Core i7-12700’Alder Lake’ Geekbenched: faster than Rocket Lake
It is said that the benchmark test of the eight-core Intel Core i7-12700 “Alder Lake” processor has been added to the Primate Lab’s Geekbench 5 database.New chips may be added Best CPU When it becomes available later this year, but if these results show any signs, it has already shown some promising results.
If the Geekbench 5 reading is accurate, then Intel’s Core i7-12700’Alder Lake’ processor has eight high-performance (P) cores, an unknown number of energy-saving (E) cores (which may be disabled on this machine), and the Up to 16 threads can be executed when running at 2.10 GHz ~ 4.80 GHz. The lack of E cores and/or the number of supported threads may be a misunderstanding, because the unlocked Core i7-12700K is rumored to have 8 P cores, 4 E cores, and 20 threads. Either so, or Intel intends to provide a very differentiated product line.
Before we proceed to the results, there is an important thing to pay attention to Geekbench 5 and its single-core and multi-core scores. Both scores are severely affected by cryptography. Although cryptographic performance is important, the benchmark test gives this performance an unfairly high weight in the final total score. The benchmark developer has acknowledged this. . In addition, this part of the workload responds very well to AVX-512 acceleration, which Rocket Lake supports but Alder Lake does not. This amplifies the impact of unfair weighted differences that already exist.
For this reason, it doesn’t make much sense to compare the overall results of Geekbench 5 with the Intel Alder Lake processor without AVX-512 support and the CPU that supports it. Instead, it makes more sense to compare integer and floating-point benchmark results to find out expectations for upcoming CPUs.

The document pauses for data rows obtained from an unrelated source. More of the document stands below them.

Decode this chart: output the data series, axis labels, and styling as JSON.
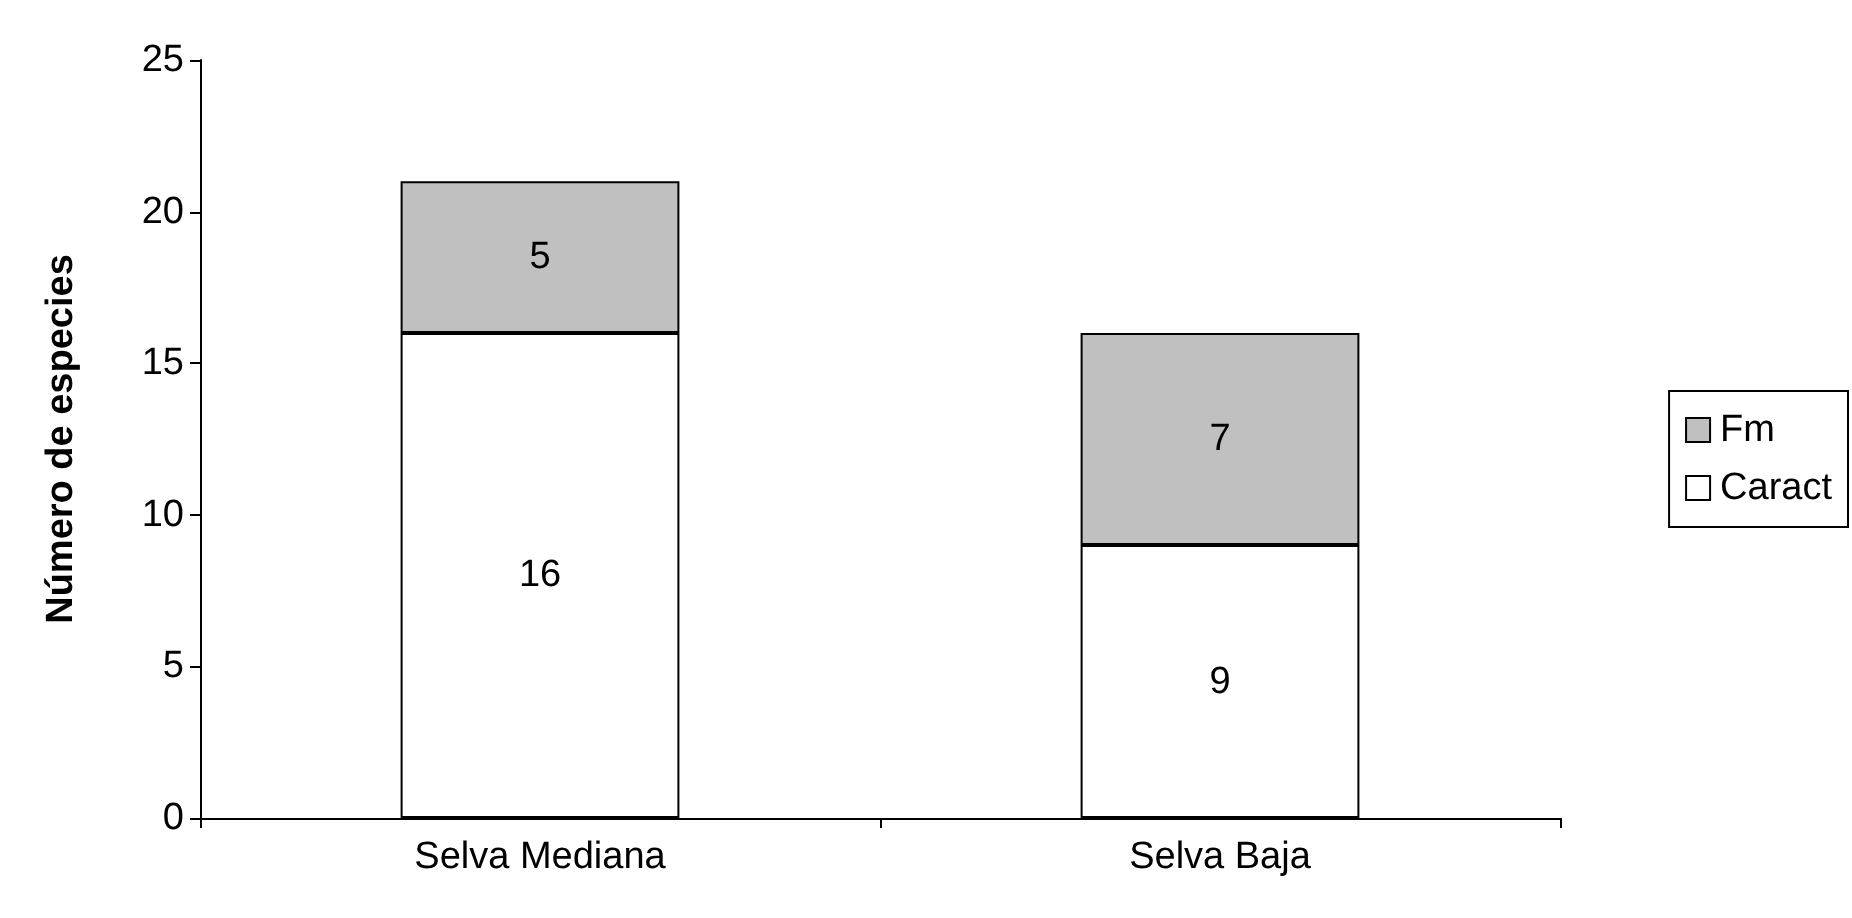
{
  "chart_data": {
    "type": "bar",
    "ylabel": "Número de especies",
    "categories": [
      "Selva Mediana",
      "Selva Baja"
    ],
    "stacked": true,
    "series": [
      {
        "name": "Caract",
        "color": "#ffffff",
        "values": [
          16,
          9
        ]
      },
      {
        "name": "Fm",
        "color": "#c0c0c0",
        "values": [
          5,
          7
        ]
      }
    ],
    "ylim": [
      0,
      25
    ],
    "yticks": [
      0,
      5,
      10,
      15,
      20,
      25
    ],
    "grid": false,
    "legend": "right",
    "data_labels": true
  }
}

|Core i7-12700||Core i7-11700||Core i7-11700K||Ryzen 7 5800X||Apple M1|
|General specifications||8P, ?E, 2.10 ~ 4.80 GHz, 32MB||8P, 2.50 ~ 4.80 GHz, 16MB||8P, 3.60 ~ 4.90 GHz, 16MB||8P, 3.80 ~ 4.70 GHz, 32MB||4P, 4E, up to 3.20 GHz|
|Single core | integer||1484||1365||1546||1534||1597|
|Single core | floating||1802||1649||1802||1934||1896|
|Single core | encryption||1804||3593||5297||4051||2783|
|Single core | score||1595||1562||1810||1780||1746|
|Multicore | Integer||9557||9215||10649||11363||7013|
|Multi-core | Floating||11421||10023||11468||13140||8624|
|Multi-core | Encryption||10623||6255||8711||6975||10137|
|Multicore | Score||10170||9309||10798||11677||7653|
Compared with Intel’s Core i7-11700’Rocket Lake’ processor, the i7-12700 has higher single-threaded integer and floating-point performance when operating at very similar frequencies. We can attribute this to the microarchitecture advantages of the new Golden Cove core over the Cypress Cove core, or the larger L3 cache. At the same time, Apple’s M1 is still the single-threaded champion.
The multi-core score of the i7-12700 is higher than that of the Core i7-11700, possibly because the new CPU has a brand-new Thread Director scheduler. Perhaps this is also the reason why Alder Lake beat the Apple M1 in multi-threaded workloads.
Although we include AMD Ryzen 7 5800X and Intel Core i7-11700K processor performance data in the table, it doesn’t make much sense to compare 65W processors with chips with a TDP over 100W. When they are essentially overclocked, they consume more many.
In general, if we filter the cryptographic results from the equation, Intel’s Core i7-12700 “Alder Lake” processor seems to perform quite well in Geekbench 5. At the same time, since we are dealing with leaked results obtained on pre-production hardware, please be cautious.